Last week, Seattle played host to the Reinvent the Toilet Fair, sponsored by the Bill and Melinda Gates Foundation, which put on display the results of a big-money challenge to develop low-cost, high-quality toilets, according to the MinnPost.
All entrants to the fair had to be able to handle "both liquid and solid waste without connections to a water system, an electric grid or a sewer line, as well as operate below five cents a day."
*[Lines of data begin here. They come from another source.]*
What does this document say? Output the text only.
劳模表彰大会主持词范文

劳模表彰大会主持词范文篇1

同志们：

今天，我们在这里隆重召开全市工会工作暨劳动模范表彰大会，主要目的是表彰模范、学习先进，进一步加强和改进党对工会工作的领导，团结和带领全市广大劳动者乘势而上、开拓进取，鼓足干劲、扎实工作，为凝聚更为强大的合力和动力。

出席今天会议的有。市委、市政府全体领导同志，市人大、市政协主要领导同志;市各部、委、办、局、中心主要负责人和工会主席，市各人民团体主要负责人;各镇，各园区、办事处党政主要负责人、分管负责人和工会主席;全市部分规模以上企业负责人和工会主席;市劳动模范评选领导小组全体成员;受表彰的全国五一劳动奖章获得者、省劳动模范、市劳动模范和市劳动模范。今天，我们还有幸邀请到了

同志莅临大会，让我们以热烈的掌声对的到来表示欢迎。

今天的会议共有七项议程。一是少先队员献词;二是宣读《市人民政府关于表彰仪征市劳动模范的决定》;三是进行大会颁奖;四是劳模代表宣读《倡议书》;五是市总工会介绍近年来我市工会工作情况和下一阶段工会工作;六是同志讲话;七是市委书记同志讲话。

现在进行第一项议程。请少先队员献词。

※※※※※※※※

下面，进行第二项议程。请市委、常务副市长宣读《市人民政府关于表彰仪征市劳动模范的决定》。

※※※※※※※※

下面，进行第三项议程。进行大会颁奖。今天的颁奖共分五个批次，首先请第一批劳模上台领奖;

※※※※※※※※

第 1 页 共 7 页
The objective, as put forth by the Foundation, is not to replace the massively wasteful flush toilets of the industrialized world, but to extend the benefits of modern sanitation throughout a developing world whose facilities run the sorry gamut from an outhouse downhill to a ditch.
Over the past two years, the Gates Foundation has granted nearly $150 million to improve global sanitation, and there is more where that came from.
Through the challenge, $3 million to teams of eight universities, scattered throughout the world.
The three top winners, as described by Bloombergs Lisa Beyer, include:
• The California Institute of Technology won first prize for a device that includes a solar-powered electrochemical reactor that disinfects waste and generates hydrogen to be used as fuel.
• The model from the Loughborough University in the U.K. generates clean water from urine and feces and uses a hydrothermal carbonization reactor to turn solid waste into biological charcoal that can be used as fertilizer.
• The University of Toronto entry dries and smolders waste to sanitize it and uses a sand filter and ultra-violet light to recover clean water.
Going forward, the foundation will pursue field testing of these models to determine their real-world viability.